Internet browsers normally accept cookies by default, although it is possible to set a browser to reject cookies. We will ask your permission before using any cookie that is not essential to the email or the use of the website. However, refusing to accept cookies may restrict your use of our website and/or delay or affect the way in which our website operates. 

The open nature of the internet is such that data may flow over networks without security measures and may be accessed and used by people other than those for whom the data is intended. Whilst this is outside of our control, we do take the protection of your information very seriously and aim to apply appropriate levels of security at all times.


6. How we deal with others acting on your behalf

To help manage your insurance policy we’ll deal with individuals you nominate and third parties we reasonably believe to be acting on your behalf, provided they’re able to answer our security questions. However, for your protection, we may need to speak to you directly, your legal representative, someone you’ve nominated and given us permission to discuss your personal details, or power of attorney in certain circumstances e.g. to cancel a policy


7. How long will we keep your information?

We will keep your information only for as long as is reasonably necessary for the purposes set out in this privacy notice and to fulfil our legal and regulatory obligations.


8. Use and storage of your information overseas

We do not store your information overseas. Other parties with whom we share your information will store your information in accordance with their privacy notice, and this may include overseas storage where this is permitted and will be subject to rules and safeguard governing such storage.


9. Your rights

You have a number of rights concerning the personal information we use including the right to:

Ask for access to and a copy of your personal information
Ask us to correct or delete the personal information
Ask us to restrict or object to the use of your personal information at any time
Where you have previously given us your permission to use your personal information, withdraw that permission.
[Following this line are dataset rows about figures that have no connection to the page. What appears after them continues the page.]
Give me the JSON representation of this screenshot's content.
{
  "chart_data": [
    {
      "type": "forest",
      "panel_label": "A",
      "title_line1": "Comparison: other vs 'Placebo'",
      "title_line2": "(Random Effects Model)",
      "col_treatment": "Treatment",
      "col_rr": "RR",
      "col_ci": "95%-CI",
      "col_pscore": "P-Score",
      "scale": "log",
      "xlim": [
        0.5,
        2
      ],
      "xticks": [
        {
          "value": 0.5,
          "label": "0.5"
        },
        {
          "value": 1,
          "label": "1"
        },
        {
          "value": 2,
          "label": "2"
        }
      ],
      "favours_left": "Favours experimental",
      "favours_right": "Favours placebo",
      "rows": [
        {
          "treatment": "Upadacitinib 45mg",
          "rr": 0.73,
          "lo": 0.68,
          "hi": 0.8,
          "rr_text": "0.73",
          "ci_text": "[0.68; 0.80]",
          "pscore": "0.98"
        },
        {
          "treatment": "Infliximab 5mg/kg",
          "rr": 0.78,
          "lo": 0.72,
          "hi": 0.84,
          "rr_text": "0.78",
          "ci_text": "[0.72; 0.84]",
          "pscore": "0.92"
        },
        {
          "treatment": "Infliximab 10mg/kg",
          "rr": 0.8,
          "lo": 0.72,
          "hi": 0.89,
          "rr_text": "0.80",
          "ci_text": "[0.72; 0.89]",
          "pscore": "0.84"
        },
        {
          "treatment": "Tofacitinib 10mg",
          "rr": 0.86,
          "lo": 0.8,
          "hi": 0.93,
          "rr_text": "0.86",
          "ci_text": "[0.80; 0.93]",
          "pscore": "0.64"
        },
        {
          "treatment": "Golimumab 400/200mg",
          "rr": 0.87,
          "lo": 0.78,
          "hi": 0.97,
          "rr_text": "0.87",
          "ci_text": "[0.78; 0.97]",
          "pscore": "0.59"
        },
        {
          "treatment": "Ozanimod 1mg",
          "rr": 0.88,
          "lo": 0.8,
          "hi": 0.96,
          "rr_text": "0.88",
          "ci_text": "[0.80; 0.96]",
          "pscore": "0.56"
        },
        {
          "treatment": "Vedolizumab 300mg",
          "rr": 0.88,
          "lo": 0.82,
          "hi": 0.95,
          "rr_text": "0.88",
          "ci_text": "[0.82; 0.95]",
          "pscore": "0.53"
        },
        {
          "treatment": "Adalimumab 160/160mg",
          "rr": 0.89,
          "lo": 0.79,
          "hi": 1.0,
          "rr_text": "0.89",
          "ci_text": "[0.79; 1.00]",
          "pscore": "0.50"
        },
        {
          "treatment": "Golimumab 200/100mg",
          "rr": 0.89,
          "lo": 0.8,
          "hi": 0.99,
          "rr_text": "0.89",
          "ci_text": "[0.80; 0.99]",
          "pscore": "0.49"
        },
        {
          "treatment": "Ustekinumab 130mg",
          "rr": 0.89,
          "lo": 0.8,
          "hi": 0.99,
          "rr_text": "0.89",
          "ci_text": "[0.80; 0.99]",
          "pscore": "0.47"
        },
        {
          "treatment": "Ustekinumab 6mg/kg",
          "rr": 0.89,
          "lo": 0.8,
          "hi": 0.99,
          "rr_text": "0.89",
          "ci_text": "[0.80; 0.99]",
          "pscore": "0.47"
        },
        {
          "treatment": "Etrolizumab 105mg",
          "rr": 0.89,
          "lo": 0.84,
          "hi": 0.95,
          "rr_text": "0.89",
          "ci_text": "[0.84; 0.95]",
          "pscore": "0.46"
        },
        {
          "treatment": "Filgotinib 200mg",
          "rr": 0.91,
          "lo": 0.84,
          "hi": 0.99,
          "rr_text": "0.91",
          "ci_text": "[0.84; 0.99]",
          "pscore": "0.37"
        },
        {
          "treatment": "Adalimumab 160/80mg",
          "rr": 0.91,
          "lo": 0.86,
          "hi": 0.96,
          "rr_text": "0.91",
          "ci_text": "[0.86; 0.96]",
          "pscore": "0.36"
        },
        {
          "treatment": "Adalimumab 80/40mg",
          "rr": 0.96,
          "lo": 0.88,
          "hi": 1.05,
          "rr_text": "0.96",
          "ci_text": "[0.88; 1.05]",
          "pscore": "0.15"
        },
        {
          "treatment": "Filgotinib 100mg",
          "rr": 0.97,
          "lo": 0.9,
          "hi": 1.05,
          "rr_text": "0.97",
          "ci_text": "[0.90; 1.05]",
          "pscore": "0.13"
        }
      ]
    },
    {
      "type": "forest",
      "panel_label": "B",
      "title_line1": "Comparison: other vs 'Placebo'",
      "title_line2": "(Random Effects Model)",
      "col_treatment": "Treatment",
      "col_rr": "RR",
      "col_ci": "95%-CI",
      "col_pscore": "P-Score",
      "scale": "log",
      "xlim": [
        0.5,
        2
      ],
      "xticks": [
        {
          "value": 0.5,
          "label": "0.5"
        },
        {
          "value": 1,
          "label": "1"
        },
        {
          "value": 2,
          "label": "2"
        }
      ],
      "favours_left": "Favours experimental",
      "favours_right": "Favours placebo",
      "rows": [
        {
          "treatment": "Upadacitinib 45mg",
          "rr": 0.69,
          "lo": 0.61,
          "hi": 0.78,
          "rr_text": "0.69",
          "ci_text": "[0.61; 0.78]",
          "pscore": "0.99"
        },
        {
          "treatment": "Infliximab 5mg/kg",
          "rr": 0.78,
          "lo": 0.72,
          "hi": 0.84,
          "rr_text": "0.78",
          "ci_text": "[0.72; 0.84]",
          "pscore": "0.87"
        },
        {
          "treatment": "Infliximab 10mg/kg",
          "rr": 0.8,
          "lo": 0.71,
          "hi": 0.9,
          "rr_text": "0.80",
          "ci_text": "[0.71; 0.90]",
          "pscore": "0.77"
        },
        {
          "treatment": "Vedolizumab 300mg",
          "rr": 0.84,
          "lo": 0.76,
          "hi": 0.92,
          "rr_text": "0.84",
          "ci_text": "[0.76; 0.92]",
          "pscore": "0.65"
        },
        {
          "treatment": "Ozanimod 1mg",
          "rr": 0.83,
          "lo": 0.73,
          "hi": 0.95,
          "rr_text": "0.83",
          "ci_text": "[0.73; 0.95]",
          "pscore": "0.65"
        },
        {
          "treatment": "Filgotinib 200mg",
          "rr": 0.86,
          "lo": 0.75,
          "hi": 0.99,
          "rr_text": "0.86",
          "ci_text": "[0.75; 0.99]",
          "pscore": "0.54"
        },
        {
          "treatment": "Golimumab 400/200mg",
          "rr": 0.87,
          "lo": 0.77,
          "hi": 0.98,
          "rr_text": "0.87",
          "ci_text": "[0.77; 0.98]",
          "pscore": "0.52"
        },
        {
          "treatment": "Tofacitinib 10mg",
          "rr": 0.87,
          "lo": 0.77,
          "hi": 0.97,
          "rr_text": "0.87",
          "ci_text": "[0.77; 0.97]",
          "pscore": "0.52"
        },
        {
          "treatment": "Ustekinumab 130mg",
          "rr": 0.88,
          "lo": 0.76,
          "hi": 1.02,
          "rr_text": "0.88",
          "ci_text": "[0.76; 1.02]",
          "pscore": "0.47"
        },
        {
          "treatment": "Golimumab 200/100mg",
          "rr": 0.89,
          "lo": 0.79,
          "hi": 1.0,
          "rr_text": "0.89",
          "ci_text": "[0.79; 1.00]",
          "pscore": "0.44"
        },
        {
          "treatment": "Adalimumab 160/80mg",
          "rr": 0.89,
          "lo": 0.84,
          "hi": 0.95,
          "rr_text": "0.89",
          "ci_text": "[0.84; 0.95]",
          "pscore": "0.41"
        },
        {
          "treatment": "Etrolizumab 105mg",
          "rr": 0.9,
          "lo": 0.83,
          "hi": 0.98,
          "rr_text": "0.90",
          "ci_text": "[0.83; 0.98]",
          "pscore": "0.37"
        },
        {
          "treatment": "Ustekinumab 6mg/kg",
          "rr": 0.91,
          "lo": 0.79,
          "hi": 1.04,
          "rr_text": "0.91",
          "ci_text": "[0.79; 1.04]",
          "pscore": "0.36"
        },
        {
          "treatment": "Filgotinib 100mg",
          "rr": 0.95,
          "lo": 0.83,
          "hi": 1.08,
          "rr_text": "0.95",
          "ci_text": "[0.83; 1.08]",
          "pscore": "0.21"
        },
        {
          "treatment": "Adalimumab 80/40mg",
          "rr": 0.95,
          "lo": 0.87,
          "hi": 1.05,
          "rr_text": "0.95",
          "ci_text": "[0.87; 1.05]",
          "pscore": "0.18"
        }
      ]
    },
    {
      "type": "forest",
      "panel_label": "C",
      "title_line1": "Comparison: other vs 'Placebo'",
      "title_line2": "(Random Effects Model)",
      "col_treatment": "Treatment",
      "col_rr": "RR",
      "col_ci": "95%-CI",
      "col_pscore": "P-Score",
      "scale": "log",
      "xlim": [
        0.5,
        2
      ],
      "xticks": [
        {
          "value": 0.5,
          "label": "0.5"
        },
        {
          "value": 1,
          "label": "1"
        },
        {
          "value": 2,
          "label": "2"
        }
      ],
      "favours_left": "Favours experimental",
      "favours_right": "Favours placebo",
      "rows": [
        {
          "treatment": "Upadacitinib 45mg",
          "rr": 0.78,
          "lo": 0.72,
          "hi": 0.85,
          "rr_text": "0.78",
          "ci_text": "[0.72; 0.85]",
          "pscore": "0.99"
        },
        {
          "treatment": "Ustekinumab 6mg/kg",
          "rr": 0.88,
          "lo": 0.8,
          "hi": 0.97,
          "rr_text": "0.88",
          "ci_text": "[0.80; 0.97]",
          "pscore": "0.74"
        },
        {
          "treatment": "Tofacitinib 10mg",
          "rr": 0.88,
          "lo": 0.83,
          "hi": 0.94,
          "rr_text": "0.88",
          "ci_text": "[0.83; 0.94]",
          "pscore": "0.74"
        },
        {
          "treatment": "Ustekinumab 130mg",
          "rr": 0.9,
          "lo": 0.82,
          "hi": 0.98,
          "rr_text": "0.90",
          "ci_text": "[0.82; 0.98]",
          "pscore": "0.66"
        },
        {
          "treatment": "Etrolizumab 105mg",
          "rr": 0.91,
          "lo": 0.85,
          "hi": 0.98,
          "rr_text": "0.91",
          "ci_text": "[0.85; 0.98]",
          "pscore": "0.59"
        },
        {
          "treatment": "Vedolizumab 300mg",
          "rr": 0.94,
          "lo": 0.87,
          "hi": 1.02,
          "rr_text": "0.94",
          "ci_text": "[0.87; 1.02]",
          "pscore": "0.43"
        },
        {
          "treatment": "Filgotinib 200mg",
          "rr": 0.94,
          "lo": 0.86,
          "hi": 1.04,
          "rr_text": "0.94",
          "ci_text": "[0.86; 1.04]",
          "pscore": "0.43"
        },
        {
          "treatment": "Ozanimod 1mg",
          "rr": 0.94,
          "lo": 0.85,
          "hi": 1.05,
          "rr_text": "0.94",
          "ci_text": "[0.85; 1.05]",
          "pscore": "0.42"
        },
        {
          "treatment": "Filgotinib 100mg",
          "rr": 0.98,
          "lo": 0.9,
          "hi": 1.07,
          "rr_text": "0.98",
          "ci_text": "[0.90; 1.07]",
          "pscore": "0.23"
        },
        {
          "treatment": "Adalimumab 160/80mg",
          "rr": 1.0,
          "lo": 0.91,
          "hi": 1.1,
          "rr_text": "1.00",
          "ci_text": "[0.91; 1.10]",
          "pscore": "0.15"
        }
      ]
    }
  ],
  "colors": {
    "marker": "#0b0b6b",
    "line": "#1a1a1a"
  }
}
Where your permission is withdrawn, your previous consent will remain valid in respect of our use of your information prior to the date you withdrew it, or if any marketing material has been sent prior to you advising that you do not wish us to contact you again
Complain to the Information Commissioner’s Office at any time if you object to the way we use your personal information. For more information please go to http://www.ico.org.uk;
Object to an automated decision

To discuss your rights or make a request, please contact the Data Protection Manager. Please note that in some cases even when you make a request concerning your personal information, we may not be required, or may not be able, to honour it as this may result in us not being able to fulfil our legal and regulatory obligations or there is a minimum statutory period of time for which we have to keep your information.  If this is the case then we will let you know our reasons.